Quando guardo immagini di disastri qualunque siano in televisione mi viene automatico pensare: “E dopo come faranno?” Quando vedi macerie, case, scuole e fabbriche distrutte non ho la minima idea di come si potrebbe vivere in una condizione di devastazione dovuta a grandi eventi. Cosa fanno le persone, come possono riprendere speranza nel futuro, quando potranno rientrare nelle proprie case, riprendersi i propri spazi il proprio lavoro? Non vi è mai una risposta. Mi rendo conto che la mia è una considerazione a tratti infantile, sono consapevole che da ogni dramma rinasce sempre qualcosa ma non posso non pensare alla disperazione del momento e alla difficoltà del dopo. Il rinascere dalle macerie è possibile ma qual è il costo sociale ed economico?
Quando in questi giorni vedo, non con poca difficoltà, qualche immagine della guerra in Ucraina sono assalito da questi pensieri, il dopo ricostruzione ha con sé qualcosa di ignoto, imprevisto non certo soprattutto per le persone più fragili. Diceva Sartre: “Quando i ricchi fanno la guerra, sono i poveri che muoiono” a me pare che muoia tanto oltre ai poveri (come se non fosse già abbastanza), muoiono città, muoiono civiltà, culture, muoiono relazioni umane, lavorative. Muore con la guerra l’idea che non possa esistere altro modo se non con le armi la possibilità di risolvere controversie tra le nazioni. Ma direi controversie tra esseri umani, qual è l’impatto educativo di produrre cultura di guerra nelle generazioni future? Si può veramente credere che la guerra possa essere solo un’azione estranea del momento priva di ricadute politiche, culturali e sociali?
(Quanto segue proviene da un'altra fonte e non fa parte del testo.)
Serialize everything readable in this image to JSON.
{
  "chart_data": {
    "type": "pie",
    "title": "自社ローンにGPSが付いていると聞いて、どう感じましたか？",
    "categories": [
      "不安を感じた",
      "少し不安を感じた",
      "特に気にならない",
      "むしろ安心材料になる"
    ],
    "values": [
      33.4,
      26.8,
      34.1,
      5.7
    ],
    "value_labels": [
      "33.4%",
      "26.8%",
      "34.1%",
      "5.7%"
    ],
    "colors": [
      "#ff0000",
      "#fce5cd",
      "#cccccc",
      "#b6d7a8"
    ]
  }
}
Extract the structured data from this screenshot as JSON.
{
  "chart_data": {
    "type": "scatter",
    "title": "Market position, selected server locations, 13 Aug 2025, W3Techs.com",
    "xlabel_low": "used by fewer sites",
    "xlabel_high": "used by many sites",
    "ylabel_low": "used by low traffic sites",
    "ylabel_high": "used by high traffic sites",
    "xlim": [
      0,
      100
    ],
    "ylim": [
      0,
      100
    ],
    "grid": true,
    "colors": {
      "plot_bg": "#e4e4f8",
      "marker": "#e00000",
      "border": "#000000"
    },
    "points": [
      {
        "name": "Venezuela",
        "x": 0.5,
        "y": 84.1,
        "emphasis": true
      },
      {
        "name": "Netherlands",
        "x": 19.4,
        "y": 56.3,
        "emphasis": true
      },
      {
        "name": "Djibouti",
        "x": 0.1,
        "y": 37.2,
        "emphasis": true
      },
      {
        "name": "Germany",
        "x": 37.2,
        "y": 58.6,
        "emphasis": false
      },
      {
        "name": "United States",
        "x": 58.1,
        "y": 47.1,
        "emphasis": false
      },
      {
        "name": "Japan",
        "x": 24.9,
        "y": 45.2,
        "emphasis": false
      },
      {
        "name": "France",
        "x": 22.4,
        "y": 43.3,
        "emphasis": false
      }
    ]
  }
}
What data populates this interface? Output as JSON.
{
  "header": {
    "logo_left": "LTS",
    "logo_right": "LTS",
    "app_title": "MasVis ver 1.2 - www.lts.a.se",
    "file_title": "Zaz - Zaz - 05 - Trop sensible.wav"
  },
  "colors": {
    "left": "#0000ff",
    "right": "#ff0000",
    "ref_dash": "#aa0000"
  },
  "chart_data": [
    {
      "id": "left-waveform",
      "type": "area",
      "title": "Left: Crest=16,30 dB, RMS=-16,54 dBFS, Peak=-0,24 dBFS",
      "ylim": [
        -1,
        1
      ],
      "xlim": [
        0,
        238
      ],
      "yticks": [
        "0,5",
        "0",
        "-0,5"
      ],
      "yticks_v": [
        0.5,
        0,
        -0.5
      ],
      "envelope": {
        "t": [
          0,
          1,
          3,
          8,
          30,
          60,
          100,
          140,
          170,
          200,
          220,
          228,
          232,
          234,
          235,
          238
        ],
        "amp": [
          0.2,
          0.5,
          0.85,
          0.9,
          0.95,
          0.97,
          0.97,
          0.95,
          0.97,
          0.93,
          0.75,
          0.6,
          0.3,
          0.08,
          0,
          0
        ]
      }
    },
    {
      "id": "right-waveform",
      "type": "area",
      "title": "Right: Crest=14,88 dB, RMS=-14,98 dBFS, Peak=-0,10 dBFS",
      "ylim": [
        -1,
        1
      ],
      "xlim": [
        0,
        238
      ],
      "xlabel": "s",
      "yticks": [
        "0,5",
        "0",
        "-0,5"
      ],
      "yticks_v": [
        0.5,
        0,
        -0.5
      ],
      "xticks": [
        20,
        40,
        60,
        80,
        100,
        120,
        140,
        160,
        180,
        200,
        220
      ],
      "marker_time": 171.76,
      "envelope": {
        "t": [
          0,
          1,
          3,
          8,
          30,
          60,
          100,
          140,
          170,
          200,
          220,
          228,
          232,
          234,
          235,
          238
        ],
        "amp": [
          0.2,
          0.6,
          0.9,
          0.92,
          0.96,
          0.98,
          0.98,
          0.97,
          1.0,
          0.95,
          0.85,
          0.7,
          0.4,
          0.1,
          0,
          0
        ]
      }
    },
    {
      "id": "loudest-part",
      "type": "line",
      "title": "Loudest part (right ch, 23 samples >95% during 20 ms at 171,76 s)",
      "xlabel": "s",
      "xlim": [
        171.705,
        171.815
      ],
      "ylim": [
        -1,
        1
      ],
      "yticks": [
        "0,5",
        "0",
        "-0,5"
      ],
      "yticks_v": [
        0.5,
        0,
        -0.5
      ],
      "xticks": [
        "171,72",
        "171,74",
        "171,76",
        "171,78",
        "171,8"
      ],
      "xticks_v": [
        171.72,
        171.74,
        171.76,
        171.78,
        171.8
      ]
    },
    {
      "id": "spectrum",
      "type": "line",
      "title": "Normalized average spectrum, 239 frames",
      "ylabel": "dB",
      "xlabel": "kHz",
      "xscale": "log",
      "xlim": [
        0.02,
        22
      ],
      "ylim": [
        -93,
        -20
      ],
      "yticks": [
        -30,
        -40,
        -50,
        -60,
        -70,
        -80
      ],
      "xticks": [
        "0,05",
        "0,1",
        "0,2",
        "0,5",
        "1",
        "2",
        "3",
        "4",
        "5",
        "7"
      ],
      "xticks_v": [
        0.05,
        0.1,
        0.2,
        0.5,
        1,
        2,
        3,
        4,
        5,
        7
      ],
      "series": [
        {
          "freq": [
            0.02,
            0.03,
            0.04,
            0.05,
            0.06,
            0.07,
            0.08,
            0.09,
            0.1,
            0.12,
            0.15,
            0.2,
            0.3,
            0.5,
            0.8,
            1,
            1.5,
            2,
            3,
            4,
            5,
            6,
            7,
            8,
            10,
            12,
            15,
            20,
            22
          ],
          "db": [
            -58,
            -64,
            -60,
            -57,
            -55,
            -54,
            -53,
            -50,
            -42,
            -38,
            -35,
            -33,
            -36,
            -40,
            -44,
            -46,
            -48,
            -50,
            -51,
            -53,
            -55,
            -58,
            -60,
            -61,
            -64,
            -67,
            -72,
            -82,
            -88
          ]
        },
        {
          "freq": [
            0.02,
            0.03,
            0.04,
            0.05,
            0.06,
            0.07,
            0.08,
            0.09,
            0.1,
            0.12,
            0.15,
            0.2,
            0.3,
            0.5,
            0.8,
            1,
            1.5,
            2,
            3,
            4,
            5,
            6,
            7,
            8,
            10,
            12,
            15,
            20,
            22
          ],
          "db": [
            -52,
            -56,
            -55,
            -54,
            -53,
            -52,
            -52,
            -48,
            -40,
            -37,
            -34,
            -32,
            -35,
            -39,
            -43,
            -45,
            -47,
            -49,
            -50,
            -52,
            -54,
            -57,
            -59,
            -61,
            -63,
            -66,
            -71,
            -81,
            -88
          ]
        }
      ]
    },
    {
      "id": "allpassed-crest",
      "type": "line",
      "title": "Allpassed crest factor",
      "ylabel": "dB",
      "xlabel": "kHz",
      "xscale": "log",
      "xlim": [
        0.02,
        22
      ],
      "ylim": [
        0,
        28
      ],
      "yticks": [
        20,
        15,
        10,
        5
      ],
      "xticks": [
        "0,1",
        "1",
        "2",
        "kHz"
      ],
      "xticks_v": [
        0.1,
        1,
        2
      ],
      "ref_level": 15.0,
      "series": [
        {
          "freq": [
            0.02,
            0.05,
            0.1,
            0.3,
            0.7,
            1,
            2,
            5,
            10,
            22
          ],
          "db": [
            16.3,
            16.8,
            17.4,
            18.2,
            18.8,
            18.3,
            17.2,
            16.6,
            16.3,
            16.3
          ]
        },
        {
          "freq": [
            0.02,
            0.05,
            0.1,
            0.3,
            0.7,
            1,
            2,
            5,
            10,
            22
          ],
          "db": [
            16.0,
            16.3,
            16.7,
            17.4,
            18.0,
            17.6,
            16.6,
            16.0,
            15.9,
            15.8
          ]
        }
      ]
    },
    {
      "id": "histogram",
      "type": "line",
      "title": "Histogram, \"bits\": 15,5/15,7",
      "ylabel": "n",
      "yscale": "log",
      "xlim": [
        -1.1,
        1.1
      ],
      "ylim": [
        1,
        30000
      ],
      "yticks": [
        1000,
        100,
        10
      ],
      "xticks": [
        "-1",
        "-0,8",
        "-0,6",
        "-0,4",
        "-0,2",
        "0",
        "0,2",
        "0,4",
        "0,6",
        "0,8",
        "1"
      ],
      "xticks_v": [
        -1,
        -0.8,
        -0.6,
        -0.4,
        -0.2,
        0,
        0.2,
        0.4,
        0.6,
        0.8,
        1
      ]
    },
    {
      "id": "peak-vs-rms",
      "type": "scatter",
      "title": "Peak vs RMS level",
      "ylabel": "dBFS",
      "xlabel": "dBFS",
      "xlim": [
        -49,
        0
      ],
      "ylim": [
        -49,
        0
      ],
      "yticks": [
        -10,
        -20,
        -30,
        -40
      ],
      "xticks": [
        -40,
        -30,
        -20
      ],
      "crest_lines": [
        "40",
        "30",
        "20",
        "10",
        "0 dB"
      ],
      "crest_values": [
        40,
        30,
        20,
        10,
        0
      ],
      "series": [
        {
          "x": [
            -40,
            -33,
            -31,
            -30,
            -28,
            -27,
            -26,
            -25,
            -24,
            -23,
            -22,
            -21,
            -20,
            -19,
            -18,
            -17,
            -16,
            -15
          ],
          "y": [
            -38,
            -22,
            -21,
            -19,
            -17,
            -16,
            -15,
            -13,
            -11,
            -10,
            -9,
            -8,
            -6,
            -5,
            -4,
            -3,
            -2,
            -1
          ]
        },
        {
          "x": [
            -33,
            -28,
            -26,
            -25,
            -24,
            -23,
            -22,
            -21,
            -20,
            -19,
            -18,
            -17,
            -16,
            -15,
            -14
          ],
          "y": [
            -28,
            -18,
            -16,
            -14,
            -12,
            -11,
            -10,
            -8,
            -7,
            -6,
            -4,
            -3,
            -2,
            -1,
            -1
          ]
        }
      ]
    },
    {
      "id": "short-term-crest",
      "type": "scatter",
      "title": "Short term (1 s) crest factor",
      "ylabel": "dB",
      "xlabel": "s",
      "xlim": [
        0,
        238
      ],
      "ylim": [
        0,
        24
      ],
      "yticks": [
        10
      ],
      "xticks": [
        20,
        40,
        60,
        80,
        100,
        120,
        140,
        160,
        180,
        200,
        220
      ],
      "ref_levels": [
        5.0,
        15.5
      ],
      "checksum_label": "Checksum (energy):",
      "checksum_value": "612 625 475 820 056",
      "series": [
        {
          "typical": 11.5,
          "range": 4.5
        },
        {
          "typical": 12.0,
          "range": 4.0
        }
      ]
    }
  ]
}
Non penso proprio, la guerra si porta dietro una narrazione di cultura predominante, l’idea della violenza necessaria e giustificata. Educare i propri figli/e al rispetto dell’altro/a, abituarli all’ascolto, all’empatia, alla cooperazione al riconoscimento e alla valorizzazione delle posizioni altrui sono strumenti che paiono inutili, il più forte sopravvive, se vedi la minaccia agisci non chiederti.
Come dicevano i romani “Si vis pacem, para bellum” se vuoi la pace prepara la guerra, questo la nuova narrazione utile di questi tempi. E allora è necessario ricorrere a chi ha fatto cosa e chi è stato il primo, perché se si giustificano i mezzi si apre anche il dibattito su chi ha iniziato e dove tutto ha avuto inizio. Ma manca sempre il dopo e il durante in queste discussioni, ed abbiamo un’altra morta grazie alla guerra la verità, questa muore perché distorta e tirata da una parte o dall’altra, muore perché debole, muore perché inutile davanti alla violenta predominanza della propria verità.
La parola pace sparisce dalla discussione o ancor peggio si distorce nel significato e nella volontà, ciò nonostante vi sia una bella fetta di persone convinte che la corsa all’armarsi sia una grande stupidaggine che produce, come stiamo vedendo, un’escalation di tensione e minacce che rischiano di portarci verso una via di non ritorno.
La cosa stupefacente è che milioni di persone, a quanto detto dai sondaggi, la maggioranza dei cittadini italiani che nonostante il continuo martellamento mediatico che porta alla santificazione di Zelensky, nonostante la retorica incessante e storicamente inaccettabile che paragona la resistenza ucraina la resistenza dei partigiani italiani al nazi-fascismo. Dimenticandosi che il principio di fondo della resistenza italiana era quello di combattere per la pace non per la supremazia.
Adesso abbiamo uno scontro tra due stati, tra eserciti di due stati nel quale uno sicuramente è l’invasore ed uno probabilmente resiste per conto terzi, dove aleggia che il problema non è il raggiungimento di una pace ma l’eliminazione del nemico di turno. Esiste un popolo che ancora pensa che la pace possa avere un valore ed un significato universale, esiste un popolo che non ha una rappresentanza politica, che nessuno pare abbia interesse a rappresentare dal momento poco si muove sotto la corte di Draghi.